Akan tetapi, sebagian orang menilai tayangan Trans7 telah merendahkan martabat kiai yang memiliki jasa besar dalam bagi umat muslim di Indonesia. Melalui fitur “add yours” di Instagram, mereka menilai bahwa para pengkritik pondok pesantren bersikap inkonsekuen. Mereka mempertanyakan, mengapa budaya menundukkan badan di Jepang diagung-agungkan sebagai budaya hormat yang menjadi simbol negara maju, sementara, praktik serupa di pondok pesantren yang juga berpangkal dari penghormatan justru malah dianggap sebagai tradisi kuno yang sudah sepatutnya ditinggalkan? Meski terlihat mirip secara kasat mata, kenyataannya kedua praktik tersebut lahir dari kondisi budaya serta geografis yang berbeda.

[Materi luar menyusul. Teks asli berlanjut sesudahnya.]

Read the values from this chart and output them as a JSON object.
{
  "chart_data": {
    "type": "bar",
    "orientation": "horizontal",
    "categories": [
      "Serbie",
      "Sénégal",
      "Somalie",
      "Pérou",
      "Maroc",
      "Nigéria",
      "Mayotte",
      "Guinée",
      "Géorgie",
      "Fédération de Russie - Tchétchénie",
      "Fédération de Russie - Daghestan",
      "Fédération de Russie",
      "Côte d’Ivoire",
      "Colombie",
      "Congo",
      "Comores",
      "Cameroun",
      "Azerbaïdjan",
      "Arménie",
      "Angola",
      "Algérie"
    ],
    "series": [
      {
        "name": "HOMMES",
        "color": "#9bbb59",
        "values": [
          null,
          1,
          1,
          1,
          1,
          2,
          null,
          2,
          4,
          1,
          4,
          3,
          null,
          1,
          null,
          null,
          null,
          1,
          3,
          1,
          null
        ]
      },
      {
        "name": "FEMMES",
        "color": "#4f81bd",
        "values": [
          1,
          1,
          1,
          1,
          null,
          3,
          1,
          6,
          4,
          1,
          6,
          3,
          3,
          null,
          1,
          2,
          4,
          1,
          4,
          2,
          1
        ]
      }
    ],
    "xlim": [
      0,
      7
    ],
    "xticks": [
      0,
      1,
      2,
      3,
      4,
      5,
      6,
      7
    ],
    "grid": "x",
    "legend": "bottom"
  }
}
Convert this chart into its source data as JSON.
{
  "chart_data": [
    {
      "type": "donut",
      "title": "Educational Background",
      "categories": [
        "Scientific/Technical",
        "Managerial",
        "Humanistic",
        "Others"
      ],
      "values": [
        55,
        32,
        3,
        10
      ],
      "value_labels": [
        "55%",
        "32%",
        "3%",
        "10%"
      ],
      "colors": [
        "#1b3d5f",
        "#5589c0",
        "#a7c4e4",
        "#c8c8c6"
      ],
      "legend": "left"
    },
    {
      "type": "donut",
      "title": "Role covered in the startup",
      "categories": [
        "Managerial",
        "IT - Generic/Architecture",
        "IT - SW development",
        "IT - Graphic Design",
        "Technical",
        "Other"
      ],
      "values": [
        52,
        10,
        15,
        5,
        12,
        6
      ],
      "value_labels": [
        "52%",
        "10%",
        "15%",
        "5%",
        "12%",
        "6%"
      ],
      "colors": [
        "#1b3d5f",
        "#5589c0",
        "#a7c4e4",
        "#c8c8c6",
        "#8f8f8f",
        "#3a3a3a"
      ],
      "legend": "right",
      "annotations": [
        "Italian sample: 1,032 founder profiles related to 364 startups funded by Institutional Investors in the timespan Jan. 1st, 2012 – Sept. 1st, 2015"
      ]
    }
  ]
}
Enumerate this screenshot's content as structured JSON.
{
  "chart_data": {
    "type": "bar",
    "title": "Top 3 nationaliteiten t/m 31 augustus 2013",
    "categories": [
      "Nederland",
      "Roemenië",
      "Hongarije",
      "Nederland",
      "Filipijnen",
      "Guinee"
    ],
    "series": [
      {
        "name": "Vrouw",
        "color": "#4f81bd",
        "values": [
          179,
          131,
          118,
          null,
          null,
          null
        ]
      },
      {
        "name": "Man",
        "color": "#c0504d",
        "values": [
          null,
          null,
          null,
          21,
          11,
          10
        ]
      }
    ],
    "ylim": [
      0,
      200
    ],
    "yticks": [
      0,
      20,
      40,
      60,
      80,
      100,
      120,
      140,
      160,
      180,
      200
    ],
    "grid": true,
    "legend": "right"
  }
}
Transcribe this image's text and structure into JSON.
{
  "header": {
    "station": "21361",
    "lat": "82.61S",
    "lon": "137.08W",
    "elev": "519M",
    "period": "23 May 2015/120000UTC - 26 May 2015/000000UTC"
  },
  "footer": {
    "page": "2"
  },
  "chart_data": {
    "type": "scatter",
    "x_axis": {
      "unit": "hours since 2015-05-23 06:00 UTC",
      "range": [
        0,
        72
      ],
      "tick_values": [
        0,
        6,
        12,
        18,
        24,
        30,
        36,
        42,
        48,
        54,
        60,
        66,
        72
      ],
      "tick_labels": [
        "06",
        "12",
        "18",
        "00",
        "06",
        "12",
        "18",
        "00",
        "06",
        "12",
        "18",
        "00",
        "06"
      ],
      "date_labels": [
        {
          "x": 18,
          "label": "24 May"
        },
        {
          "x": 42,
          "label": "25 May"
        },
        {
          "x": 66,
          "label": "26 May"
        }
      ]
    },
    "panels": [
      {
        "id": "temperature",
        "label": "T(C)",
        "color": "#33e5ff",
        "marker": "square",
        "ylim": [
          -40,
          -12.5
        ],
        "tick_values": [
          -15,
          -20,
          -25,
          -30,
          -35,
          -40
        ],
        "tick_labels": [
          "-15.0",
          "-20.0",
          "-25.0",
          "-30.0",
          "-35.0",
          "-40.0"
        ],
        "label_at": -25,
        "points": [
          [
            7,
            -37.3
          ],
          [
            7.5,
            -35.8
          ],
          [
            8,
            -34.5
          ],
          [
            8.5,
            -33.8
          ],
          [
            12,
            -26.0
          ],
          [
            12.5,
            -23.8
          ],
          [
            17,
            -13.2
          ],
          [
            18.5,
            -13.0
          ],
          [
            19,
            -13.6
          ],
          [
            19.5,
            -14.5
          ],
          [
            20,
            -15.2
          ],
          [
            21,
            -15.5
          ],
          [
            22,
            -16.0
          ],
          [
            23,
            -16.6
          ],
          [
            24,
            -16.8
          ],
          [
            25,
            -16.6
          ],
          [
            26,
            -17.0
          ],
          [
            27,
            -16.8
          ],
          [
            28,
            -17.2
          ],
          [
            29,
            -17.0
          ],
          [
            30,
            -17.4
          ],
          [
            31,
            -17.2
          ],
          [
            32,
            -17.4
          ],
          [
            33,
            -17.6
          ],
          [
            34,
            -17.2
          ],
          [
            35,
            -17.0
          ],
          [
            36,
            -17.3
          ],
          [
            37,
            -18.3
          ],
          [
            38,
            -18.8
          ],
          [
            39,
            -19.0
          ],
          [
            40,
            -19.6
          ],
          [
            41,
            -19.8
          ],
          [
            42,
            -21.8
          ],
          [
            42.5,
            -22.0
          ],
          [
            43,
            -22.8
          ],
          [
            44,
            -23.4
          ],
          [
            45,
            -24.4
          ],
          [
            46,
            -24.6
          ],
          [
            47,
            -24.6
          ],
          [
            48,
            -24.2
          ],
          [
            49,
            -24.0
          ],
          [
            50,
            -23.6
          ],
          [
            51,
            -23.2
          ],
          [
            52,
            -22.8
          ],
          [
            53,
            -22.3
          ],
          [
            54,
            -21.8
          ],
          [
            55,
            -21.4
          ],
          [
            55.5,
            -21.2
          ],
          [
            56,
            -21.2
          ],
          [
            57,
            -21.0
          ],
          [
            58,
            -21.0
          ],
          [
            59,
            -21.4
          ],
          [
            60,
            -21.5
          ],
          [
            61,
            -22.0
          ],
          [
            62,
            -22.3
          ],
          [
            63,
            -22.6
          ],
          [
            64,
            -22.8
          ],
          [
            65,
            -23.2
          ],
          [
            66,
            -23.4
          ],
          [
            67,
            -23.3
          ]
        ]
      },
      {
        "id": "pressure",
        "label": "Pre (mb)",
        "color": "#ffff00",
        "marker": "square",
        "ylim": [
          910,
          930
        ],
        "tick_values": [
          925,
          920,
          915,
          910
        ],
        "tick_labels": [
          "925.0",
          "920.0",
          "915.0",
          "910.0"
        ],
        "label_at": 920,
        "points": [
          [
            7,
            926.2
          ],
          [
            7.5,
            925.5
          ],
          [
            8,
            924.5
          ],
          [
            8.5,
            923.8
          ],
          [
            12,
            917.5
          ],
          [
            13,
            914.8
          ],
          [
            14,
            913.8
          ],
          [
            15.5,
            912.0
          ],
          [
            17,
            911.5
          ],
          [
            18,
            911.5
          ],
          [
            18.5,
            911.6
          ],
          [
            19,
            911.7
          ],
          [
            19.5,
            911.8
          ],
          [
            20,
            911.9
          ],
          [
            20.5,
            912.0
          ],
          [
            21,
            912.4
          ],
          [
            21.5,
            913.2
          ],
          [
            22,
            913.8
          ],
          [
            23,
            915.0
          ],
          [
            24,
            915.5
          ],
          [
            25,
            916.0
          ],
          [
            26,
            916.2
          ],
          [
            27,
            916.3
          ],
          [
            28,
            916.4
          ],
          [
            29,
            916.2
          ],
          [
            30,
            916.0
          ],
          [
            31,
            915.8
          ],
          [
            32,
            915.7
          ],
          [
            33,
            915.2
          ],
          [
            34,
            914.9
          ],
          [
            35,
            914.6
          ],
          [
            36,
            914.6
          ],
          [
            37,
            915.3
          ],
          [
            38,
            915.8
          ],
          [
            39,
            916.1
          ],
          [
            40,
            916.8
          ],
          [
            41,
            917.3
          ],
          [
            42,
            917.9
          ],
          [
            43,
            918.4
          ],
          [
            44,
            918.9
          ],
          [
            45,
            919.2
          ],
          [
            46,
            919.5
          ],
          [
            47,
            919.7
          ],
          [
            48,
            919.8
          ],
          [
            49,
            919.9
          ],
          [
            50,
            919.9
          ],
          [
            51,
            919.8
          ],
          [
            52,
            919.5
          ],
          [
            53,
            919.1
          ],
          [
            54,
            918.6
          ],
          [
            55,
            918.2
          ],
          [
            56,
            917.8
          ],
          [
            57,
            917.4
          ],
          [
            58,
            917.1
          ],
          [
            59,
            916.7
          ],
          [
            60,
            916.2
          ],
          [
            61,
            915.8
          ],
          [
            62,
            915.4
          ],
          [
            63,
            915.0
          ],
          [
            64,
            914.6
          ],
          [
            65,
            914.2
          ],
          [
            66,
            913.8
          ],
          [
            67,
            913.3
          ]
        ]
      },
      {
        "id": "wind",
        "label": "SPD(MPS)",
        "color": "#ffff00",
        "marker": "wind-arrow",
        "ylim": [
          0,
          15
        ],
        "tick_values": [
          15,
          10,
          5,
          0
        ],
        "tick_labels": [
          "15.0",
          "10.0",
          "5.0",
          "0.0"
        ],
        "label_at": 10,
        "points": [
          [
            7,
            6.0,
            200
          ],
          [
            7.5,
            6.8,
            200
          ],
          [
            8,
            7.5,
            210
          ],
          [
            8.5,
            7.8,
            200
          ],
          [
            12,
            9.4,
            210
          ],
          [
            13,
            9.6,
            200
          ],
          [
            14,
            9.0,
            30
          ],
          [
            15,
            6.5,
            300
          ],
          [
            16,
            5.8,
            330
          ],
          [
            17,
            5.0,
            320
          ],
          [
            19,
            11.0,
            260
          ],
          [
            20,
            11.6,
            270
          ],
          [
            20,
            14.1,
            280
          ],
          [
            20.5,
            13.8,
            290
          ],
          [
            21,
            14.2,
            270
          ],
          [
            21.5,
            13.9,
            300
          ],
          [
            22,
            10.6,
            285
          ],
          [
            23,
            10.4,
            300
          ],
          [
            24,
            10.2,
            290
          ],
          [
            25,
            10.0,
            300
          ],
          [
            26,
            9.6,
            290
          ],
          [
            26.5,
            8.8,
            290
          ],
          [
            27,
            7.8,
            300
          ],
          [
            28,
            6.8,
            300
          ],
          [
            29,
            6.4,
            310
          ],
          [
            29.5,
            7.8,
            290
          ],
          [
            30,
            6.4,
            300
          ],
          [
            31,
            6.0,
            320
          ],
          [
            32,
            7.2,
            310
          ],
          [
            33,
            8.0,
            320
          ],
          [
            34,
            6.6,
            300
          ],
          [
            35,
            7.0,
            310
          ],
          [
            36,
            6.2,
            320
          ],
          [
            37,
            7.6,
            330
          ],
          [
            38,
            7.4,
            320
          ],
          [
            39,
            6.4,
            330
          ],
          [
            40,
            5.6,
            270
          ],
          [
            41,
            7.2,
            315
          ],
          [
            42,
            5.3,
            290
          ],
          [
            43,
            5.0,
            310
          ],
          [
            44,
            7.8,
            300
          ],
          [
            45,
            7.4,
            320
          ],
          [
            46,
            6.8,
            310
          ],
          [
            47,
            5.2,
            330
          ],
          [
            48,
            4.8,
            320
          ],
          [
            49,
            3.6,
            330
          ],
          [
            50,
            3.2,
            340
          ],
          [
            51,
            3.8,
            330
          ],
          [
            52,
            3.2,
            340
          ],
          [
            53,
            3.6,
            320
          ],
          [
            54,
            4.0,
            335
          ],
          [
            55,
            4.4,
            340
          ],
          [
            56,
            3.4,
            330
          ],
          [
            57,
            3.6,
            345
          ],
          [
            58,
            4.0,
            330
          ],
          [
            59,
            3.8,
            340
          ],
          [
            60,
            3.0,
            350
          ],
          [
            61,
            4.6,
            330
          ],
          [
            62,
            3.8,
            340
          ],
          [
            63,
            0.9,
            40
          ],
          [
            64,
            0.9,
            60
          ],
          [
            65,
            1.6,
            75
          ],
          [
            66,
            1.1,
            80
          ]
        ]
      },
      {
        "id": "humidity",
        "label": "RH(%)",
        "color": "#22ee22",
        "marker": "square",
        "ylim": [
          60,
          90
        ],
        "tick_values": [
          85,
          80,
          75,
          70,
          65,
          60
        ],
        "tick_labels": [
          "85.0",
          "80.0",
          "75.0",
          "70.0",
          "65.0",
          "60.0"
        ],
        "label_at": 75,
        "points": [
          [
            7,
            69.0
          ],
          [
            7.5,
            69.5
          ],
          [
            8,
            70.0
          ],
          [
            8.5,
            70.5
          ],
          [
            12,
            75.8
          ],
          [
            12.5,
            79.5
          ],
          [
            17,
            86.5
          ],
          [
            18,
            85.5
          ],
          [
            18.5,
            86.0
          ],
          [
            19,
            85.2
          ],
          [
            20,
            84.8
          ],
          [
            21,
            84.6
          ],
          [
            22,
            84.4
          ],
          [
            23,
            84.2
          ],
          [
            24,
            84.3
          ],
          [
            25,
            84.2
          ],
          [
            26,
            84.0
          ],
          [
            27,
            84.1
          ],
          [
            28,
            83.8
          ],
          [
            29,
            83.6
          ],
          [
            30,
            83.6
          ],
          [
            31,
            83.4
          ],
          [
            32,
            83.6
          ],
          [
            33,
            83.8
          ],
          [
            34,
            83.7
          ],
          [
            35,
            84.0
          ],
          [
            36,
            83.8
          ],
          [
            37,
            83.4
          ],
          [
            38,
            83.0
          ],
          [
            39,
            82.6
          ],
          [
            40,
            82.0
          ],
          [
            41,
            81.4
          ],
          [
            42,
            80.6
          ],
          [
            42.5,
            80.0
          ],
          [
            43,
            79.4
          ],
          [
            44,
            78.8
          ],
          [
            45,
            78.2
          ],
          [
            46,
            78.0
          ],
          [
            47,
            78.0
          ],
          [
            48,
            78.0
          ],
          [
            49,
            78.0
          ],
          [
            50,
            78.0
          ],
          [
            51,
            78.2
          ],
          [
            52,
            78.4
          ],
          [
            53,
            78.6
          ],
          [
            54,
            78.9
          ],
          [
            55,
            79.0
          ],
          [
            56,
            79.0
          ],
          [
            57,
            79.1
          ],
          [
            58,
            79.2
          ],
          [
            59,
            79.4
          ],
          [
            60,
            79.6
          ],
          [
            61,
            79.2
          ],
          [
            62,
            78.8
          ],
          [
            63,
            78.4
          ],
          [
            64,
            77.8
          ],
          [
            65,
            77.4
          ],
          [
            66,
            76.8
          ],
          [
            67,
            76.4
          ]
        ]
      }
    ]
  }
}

Dalam lingkup pesantren, menundukkan badan merupakan manifestasi dari sikap ta’dzim (memuliakan) terhadap kiai yang bersumber dari beberapa kitab terkenal, seperti Ta’limul Muta'alim atau Akhlaqu Lil Banin. Penghormatan terhadap kiai lahir dari ketulusan dan kesadaran para santri untuk bersikap tawadhu’ di hadapan orang yang ilmunya lebih tinggi. Selain karena berkedudukan sebagai pemilik pondok pesantren, sosok kiai dipandang istimewa di mata santri, lantaran mereka dipercaya sebagai penerus para nabi dan memiliki kedekatan spiritual dengan Tuhan.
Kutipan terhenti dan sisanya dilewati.